UC is tough. When I first got diagnosed, I tried to avoid everything online. I feel like people search the web for answers but mostly find that information disheartening. It’s easier to complain or be sad vs talk about the positive. (It’s like reviews–studies show that we are more likely to write a bad review than waste our time writing a good one). Forums scared me so I just stopped completely talking about it, which doesn’t help anyone.

I started with Asacol, too, and was on it for about 7 years. Sadly, my new insurance stopped covering it (gahhh), and I am on Apriso (basically the same drug) along with Remicade infusions. For now, they work–and I love being able to eat all the good veggies again.

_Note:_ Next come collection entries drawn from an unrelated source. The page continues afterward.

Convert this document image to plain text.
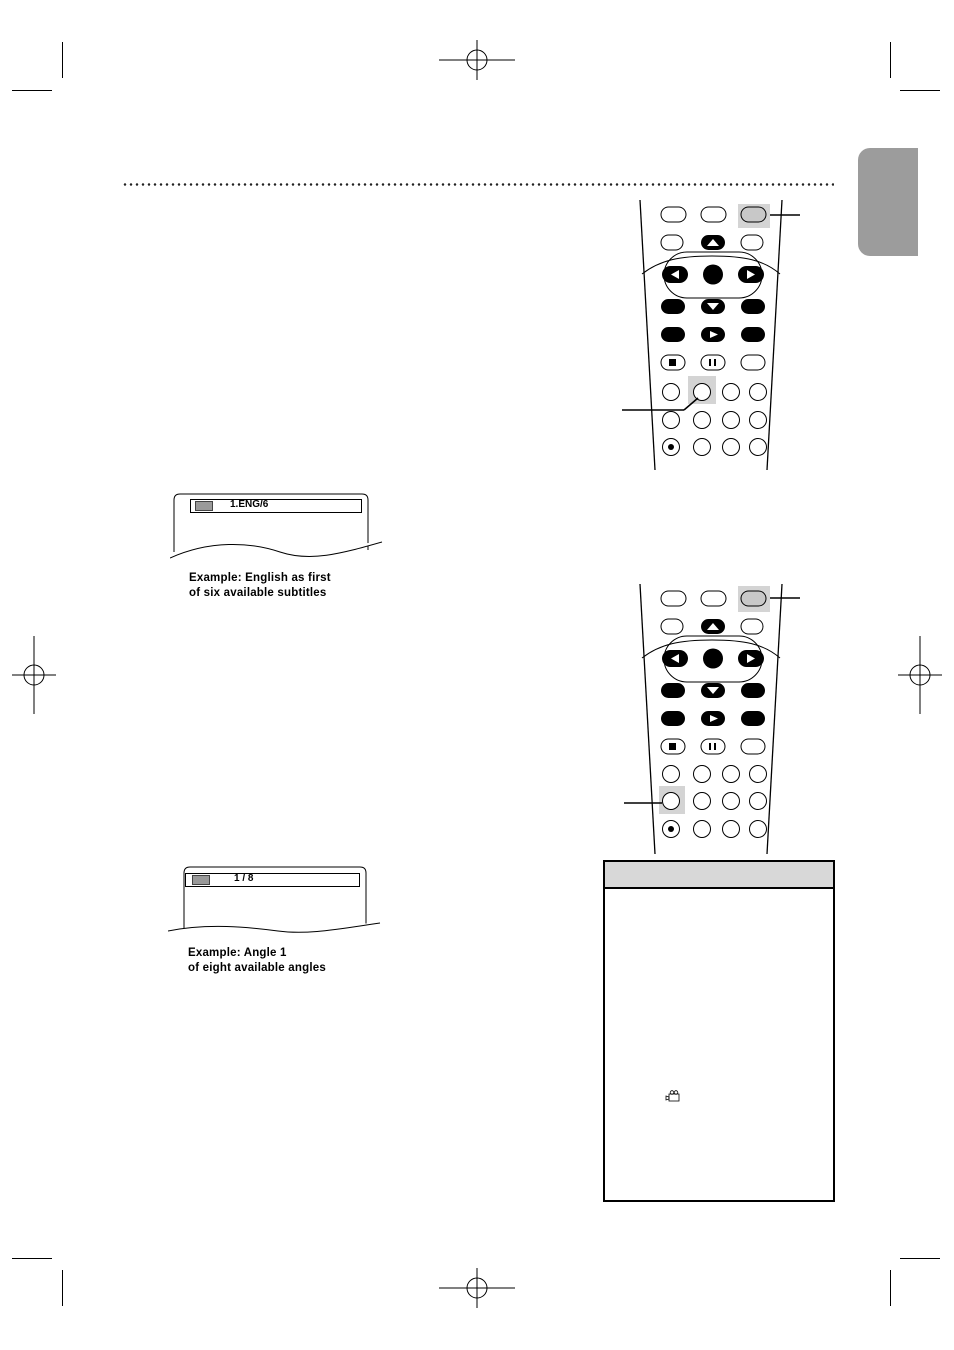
1.ENG/6
Example: English as first
of six available subtitles
1 / 8
Example: Angle 1
of eight available angles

I am so glad that you are still traveling. It is possible. There will be good days and bad, but you have to be you and live your life. I truly believe that everything falls into place, and you can get care anywhere in the world. I look forward to following you on your adventures.

Plus, UC makes life more interesting. I am not defined by it, but UC changed my life. I had to alter my life–I just HAD too. It’s taught me a lot and added an unexpected element. I am not sure how my life would have turned out without it, where I would have lived, and what my job would be (I quit working with the public since autoimmune suppressants make it nearly impossible), but I’m happy for who I’ve become dealing with it. I hope you will be too. I will never stop traveling–that’s for sure! We got this!